Bunbury woodchip bombing
- Front page of the South Western Times, 20 July 1976
- Date: 19 July 1976
- Time: 5:25am
- Location: Bunbury, Western Australia; 33°19′23″S 115°39′23″E﻿ / ﻿33.32306°S 115.65639°E;
- Type: Bombing
- Motive: Protection of old growth forests
- Target: Woodchip loader, Bunbury Port
- Participants: Michael Haabjoern and John Chester
- Outcome: Partial damage to woodchip loading facilities, malfunction of two additional bombs
- Property damage: $300,000 (AUD) (approx $1.8 million in 2015)

= Bunbury woodchip bombing =

1976 ecoterrorism incident in Western Australia

A politically motivated bombing took place on 19 July 1976 at a woodchip export terminal in Bunbury, Western Australia.
More than 1,000 sticks of gelignite were planted by two environmental protesters, with the resulting partial detonation causing an estimated $300,000 in damage.

Two charges failed to detonate which limited the bombing's impact. No injuries were reported, although a security guard was held at gunpoint and shrapnel impacted a nearby residential area. The intention of the bombing was to prevent the export of woodchips from Western Australian old growth forests for 18 months. While later regarded as largely unknown outside of Western Australia, it was considered to have been a serious setback for the emerging environmental movement at the time, despite the perpetrators being unaffiliated with any environmental organisation.

== Background ==
The introduction of the wood chip industry to Western Australia in the 1960s initially attracted less opposition than it did in the Eastern states. This started to change in the 1970s. When woodchipping began around the town of Manjimup in 1975, local residents Michael Haabjoern and John Chester felt they had no recourse by legal means of stopping the destruction of the old growth forests.

== The bombing ==
On the morning of 19 July 1976, Michael Haabjoern and John Chester arrived in Bunbury, having driven a stolen car from Manjimup. The car contained more than 1,000 sticks of gelignite, fuses, detonators and timing devices stolen from a Perth magazine. The motive of the protesters was to destroy the port's loading facilities and prevent the export of woodchips from Western Australia's old-growth karri and jarrah forests for at least 18 months. During that time they hoped to create a groundswell of opposition to the woodchipping industry with laws passed to prevent it in future.
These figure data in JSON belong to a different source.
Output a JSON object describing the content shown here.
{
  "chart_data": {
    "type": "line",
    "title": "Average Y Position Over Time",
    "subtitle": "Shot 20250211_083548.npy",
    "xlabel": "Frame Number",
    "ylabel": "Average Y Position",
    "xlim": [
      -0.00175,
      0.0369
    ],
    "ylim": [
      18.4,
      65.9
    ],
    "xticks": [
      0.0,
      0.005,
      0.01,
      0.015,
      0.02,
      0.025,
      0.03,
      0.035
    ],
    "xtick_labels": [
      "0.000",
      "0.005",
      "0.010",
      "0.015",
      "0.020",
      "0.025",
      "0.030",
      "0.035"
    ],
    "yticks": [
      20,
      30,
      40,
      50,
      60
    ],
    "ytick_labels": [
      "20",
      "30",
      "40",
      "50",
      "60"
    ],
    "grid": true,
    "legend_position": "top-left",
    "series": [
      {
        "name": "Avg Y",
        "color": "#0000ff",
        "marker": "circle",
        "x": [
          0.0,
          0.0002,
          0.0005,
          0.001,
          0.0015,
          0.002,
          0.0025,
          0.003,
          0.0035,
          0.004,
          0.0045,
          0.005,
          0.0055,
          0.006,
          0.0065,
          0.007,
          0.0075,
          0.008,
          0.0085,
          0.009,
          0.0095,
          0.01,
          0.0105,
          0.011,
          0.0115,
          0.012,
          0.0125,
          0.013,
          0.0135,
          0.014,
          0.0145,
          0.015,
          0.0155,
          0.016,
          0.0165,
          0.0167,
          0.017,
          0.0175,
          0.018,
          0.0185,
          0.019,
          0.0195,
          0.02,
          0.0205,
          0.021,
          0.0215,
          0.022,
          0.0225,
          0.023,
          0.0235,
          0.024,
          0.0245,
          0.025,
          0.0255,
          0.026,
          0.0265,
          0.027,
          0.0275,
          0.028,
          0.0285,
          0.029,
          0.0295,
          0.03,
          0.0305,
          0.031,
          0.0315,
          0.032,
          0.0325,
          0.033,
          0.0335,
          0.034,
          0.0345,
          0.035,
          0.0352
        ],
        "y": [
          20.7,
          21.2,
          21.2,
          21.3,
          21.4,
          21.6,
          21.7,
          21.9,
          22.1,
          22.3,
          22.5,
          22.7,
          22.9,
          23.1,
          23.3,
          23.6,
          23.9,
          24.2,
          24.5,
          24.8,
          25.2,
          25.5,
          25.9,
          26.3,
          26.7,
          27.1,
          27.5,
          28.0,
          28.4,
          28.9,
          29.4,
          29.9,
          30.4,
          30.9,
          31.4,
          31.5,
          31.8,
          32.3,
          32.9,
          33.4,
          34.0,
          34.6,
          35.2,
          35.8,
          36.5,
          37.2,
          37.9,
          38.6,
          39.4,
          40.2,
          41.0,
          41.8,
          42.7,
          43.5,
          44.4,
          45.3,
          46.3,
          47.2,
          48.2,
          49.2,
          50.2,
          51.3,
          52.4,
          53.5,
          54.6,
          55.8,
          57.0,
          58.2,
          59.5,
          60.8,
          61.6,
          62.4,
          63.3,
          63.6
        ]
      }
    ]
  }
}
Wearing stocking masks and armed with a .303 rifle, the two men cut through the fencing and held up the watchman, Trevor Morritt, at gunpoint. Haabjoern set the charges at three critical points of the machinery and informed the watchman of their plans whilst also checking whether any personnel would be passing through the site. They then left the facility in Morritt's car, taking him with them. Morritt would later describe Chester as agitated and a "loose cannon", whereas Haabjoern was "fairly cool and calm".

On the access road they placed two signs reading "Danger Separate Explosives" and "Danger Charges Ahead" and left the watchman 9 km away in Australind. At 5:25 am the first charge detonated, causing damage estimated at $300,000 to the gantry structure and sending steel pieces over the Leschenault inlet into a housing estate, smashing windows. The remaining two charges failed to detonate.

== Aftermath ==
The facilities were not critically damaged and the port was able to resume exports with barely an interruption. The remaining explosives were defused by bomb expert Jack Billing, who was flown to Bunbury from Perth. Meanwhile police located Haabjoern and Chester within a week. In court, the two men pleaded guilty to the charges whilst justifying their actions with the argument that limited violence against industrial equipment would prevent greater violence against the unique environmental heritage of Western Australia's native forests. The two men were sentenced to seven years imprisonment, with a minimum term of ten months. Justice Jones said that he believed that the two men had been motivated by a higher ideal and were unlikely to commit the same offence again. This attracted criticism for being too lenient and an appeal by the Crown led to an increase in the minimum term to three and a half years.

Neither Haabjoern or Chester were affiliated with any environmental organisation, however, the bombing allowed opponents of the emerging movement to characterize all protesters as violent extremists. GW Kelly of the Forest Products Association said that the incident had been caused by extremists who "inflamed emotions with a campaign of bitterness and hatred, divorced almost entirely from the truth." Premier Charles Court considered the bombing to be an act of terrorism whereas the WA Police treated it as "just" a criminal act. Both the Campaign to Save Native Forests and the South West Forests Defence Foundation distanced themselves from the bombing and reaffirmed a commitment to protest by lawful means.

Chester would later escape from Geraldton Regional Prison on 3 February 1978. Inquiries were made throughout Australia, with Sydney detectives suggesting he could be a suspect in the Hilton Hotel bombing. WA Police however thought it unlikely for him to have left the state, and a man hunt took place in and around Manjimup where Chester was located on 13 March. Chester once again escaped from the custody the following day and went into hiding in the bush. Chester made contact with a journalist and issued threats against the Premier Charles Court, mining magnate Lang Hancock and said he might blow up a woodchip train.